2. Description of the Prior Art
One of important points needed for a receiving circuit in communications is to possibly reduce high-frequency circuit portions to thereby lessen a high power consumption factor, unstable operation factor and high manufacturing cost inherent in the high-frequency circuit, coupled with a space occupied by that circuit. These points are particularly important for mobile communication systems and others. For the reduction of the high-frequency circuit portions, a direct demodulation method has been proposed heretofore in terms of multiple frequency conversion and carrier frequency, thus accomplishing the direct conversion into a low frequency and the direct demodulation into a baseband. The aforesaid high-frequency circuit portion mainly constitutes a space diversity reception function necessitating two antenna systems.

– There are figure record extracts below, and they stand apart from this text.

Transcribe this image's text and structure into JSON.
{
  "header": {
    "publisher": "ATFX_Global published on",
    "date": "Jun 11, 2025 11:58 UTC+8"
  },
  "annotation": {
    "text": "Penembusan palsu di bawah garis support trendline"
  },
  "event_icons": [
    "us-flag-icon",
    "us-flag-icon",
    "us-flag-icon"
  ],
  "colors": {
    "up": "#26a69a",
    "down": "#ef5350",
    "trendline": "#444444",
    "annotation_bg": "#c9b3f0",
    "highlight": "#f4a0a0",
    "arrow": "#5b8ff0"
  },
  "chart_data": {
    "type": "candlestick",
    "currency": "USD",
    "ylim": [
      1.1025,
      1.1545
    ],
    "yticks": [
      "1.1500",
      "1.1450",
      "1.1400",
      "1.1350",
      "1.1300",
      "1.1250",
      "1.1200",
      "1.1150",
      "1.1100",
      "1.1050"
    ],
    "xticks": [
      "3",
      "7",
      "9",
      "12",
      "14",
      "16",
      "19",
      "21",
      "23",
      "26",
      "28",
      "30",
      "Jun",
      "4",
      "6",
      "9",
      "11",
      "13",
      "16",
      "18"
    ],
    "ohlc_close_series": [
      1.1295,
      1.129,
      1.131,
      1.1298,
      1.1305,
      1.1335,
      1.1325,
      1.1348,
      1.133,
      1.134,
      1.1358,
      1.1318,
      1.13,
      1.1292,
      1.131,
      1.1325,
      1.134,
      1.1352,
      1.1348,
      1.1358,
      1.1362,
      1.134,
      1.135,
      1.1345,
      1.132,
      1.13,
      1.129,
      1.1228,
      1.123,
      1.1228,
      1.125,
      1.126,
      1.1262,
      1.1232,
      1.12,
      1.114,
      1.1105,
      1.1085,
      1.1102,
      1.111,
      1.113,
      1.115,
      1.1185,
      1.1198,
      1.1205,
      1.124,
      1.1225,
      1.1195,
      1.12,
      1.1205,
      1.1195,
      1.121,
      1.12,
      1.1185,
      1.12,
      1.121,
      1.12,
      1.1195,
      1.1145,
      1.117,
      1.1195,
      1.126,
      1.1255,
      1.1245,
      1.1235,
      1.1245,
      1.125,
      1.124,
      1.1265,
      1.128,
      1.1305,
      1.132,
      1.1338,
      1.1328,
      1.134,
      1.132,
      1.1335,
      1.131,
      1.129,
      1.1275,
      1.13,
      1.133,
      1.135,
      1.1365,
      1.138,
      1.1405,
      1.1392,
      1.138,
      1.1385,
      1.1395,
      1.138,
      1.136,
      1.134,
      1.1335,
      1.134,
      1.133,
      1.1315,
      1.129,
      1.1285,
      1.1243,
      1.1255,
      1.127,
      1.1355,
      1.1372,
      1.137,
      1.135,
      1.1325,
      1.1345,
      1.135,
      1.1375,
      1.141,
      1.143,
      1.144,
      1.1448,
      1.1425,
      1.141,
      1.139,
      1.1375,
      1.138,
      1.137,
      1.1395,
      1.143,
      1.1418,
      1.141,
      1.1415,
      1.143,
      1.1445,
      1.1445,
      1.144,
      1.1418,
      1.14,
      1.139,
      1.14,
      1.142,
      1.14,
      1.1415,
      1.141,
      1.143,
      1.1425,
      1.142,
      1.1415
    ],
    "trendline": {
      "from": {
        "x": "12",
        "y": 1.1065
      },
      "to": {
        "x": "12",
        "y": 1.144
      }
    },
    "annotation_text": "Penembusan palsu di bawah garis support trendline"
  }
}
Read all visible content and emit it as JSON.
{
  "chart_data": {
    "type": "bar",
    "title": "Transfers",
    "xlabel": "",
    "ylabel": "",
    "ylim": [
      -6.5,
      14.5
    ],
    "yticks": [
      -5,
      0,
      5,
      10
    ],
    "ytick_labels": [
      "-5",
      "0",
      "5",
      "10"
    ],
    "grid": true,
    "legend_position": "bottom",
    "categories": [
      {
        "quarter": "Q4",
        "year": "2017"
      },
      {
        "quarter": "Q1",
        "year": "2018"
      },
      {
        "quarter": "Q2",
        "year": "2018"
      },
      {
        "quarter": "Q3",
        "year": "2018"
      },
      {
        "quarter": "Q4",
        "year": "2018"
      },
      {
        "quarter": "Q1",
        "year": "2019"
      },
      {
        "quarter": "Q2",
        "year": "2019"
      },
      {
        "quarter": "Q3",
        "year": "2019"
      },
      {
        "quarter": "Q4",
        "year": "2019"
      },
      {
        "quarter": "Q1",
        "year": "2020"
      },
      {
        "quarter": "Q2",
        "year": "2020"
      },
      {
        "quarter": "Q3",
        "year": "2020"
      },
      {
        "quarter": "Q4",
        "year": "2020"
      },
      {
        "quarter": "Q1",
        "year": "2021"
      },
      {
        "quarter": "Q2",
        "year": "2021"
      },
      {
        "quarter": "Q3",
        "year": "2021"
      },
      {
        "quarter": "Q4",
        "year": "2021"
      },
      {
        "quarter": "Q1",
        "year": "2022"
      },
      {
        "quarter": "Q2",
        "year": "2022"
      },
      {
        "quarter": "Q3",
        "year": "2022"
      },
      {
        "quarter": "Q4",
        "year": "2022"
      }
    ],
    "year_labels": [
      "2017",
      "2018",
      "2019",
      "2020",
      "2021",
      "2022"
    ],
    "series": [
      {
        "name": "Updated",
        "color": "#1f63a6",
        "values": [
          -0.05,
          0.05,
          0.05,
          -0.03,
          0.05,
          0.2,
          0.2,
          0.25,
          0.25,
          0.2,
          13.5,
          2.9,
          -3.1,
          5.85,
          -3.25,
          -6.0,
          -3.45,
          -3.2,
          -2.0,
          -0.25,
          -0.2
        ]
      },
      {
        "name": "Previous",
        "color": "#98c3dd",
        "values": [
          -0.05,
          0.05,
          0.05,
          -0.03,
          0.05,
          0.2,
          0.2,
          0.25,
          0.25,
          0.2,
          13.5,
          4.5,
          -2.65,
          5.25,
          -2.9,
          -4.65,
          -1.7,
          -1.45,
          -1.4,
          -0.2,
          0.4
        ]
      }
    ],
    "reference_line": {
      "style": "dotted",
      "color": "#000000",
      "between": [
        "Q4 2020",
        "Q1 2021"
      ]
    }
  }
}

As the direct demodulation method, there have been developed a number of methods in which a local oscillator generates a signal with a frequency equal to the carrier frequency which in turn, is mixed with a received input wave to derive a baseband signal therefrom. This direct demodulation method is made to produce a high-frequency signal with a frequency equal to the received signal frequency, and the high-frequency signal can be easy to release or emit in the air through an antenna of the receiver. Accordingly, another receiver adjacent thereto undergoes interferences to be inhibited from establishing communications. For this reason, this method has chiefly been adopted for communications based on frequency modulation methods which are relatively strong to single frequency interferences.
On the other hand, radio portable telephones, being recently rapidly put in widespread use, rely on a so-called PSK which is one amplitude transport modulation method, and the single frequency interference produces an offset in a demodulated output to deteriorate the error rate of a received signal. That is, since the local oscillation frequency can not take the carrier frequency, in this kind of communication method difficulty is encountered in direct frequency conversion and direct demodulation. One approach to resolve such a technical problem involves a method which, if a carrier frequency for a radio portable telephone is taken as fc and an offset frequency is taken to be fo, obtains fc+fo and fc-fo in order to provide a frequency-offset complementary local oscillation frequency for a frequency conversion. For carrying out this method, fc+fo and fc-fo are obtainable by multiplication process of fc and fo through a mixer (frequency mixer), while both signals fc+fo and fc-fo coexist in an output. More specifically, although the aforesaid process independently requires signals with the respective frequencies, the prior system can not practically satisfy this requirement. The prior system essentially employs filters for the respective frequencies, while suffering a disadvantage that a carrier frequency for a desired signal is variable and hence the filters need to designed to cope with the frequency variations.